Wreath in memory of 56 men (28 aircraft) of
Shiragiku (White Chrysanthemum) Special Attack
Squadrons from Tokushima Air Group and 63 men
(21 aircraft) of Shirasagi (White Egret) Special
Attack Squadrons from Himeji Air Group

Notes

Much of the information on this page comes from a sign in Kushira Peace Park and from Tokkotai Senbotsusha (1990, 320). The information in the next to the last paragraph is a translation of information on Senri Nagasue's web site.

1. Tokkotai Senbotsusha (1990, 330) indicates that 340 men died in kamikaze attacks from Kushira Air Base. Information displayed at the Kanoya Naval Air Base Museum indicates 334 died in kamikaze attacks from Kushira.

2. The numbers of deaths from kamikaze attacks come from information displayed at the Kanoya Naval Air Base Museum and at the Chiran Peace Museum for Kamikaze Pilots.

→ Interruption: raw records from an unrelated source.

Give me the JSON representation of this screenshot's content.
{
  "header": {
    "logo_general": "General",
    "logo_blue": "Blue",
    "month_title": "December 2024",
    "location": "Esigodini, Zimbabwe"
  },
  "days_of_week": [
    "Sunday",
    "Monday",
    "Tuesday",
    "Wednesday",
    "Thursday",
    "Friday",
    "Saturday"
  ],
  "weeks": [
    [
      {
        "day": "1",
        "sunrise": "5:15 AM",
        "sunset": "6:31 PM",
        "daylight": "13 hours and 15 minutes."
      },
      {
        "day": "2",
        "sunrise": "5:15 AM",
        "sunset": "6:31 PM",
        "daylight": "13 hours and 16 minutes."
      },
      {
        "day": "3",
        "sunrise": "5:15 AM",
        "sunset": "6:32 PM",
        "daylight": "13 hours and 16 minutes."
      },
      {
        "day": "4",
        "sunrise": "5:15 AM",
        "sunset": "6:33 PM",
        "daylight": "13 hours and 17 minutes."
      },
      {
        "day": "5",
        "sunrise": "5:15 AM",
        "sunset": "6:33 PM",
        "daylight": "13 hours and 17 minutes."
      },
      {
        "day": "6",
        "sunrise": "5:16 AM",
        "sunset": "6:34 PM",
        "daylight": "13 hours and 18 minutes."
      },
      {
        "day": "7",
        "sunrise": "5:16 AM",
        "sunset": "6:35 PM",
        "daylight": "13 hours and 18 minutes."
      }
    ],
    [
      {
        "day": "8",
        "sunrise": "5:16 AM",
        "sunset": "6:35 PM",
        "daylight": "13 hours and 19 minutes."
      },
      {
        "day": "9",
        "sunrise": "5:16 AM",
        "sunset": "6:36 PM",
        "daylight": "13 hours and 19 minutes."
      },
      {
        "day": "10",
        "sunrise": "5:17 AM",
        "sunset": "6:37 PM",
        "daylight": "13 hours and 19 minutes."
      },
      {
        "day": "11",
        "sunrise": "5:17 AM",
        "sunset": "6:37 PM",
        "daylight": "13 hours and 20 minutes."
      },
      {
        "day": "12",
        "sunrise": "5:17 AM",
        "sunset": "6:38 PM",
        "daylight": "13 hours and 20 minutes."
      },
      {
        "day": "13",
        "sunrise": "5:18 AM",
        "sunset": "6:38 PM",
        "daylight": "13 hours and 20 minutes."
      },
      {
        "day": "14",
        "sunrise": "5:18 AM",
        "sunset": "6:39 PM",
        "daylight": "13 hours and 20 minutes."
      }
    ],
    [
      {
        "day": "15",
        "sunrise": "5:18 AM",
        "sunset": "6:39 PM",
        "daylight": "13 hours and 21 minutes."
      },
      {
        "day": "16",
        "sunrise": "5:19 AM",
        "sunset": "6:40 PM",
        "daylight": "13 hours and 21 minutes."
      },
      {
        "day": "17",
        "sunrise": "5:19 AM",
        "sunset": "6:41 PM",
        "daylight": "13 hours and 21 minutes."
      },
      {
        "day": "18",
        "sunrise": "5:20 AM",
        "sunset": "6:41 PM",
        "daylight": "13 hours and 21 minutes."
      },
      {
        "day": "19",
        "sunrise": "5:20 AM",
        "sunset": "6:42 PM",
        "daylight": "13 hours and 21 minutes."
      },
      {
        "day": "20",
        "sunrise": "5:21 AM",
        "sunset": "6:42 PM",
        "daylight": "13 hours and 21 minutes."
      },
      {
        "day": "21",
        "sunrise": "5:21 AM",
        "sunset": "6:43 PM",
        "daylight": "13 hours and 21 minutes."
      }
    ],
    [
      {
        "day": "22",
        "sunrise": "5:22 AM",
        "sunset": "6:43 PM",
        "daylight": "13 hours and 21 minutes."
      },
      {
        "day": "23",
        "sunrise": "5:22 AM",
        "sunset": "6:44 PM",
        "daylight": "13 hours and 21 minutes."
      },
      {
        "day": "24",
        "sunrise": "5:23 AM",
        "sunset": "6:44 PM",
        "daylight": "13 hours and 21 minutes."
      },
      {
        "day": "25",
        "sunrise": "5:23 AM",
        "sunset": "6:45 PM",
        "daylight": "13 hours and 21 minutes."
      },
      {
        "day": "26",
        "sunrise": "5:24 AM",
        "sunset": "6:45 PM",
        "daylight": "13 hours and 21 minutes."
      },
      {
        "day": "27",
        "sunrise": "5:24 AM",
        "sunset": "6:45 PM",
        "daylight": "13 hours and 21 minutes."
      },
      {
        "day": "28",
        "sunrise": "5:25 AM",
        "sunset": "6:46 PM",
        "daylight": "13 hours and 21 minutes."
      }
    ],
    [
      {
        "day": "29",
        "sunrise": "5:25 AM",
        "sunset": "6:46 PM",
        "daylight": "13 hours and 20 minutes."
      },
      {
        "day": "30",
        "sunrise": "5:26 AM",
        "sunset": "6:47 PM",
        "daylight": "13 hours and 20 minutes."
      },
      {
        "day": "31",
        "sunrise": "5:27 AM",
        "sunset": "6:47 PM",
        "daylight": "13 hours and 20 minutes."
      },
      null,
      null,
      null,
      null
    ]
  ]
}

3. Kushira Town became part of Kanoya City on January 1, 2006.

Sources Cited

Nagasue, Senri. 2004. Aozora no hateni (To the blue sky's end). Web site. <http://www.warbirds.jp/senri/index.html> (September 30, 2004).

Tokkotai Senbotsusha Irei Heiwa Kinen Kyoukai (Tokkotai Commemoration Peace Memorial Association). 1990. Tokubetsu Kougekitai (Special Attack Corps). Tokyo: Tokkotai Senbotsusha Irei Heiwa Kinen Kyoukai.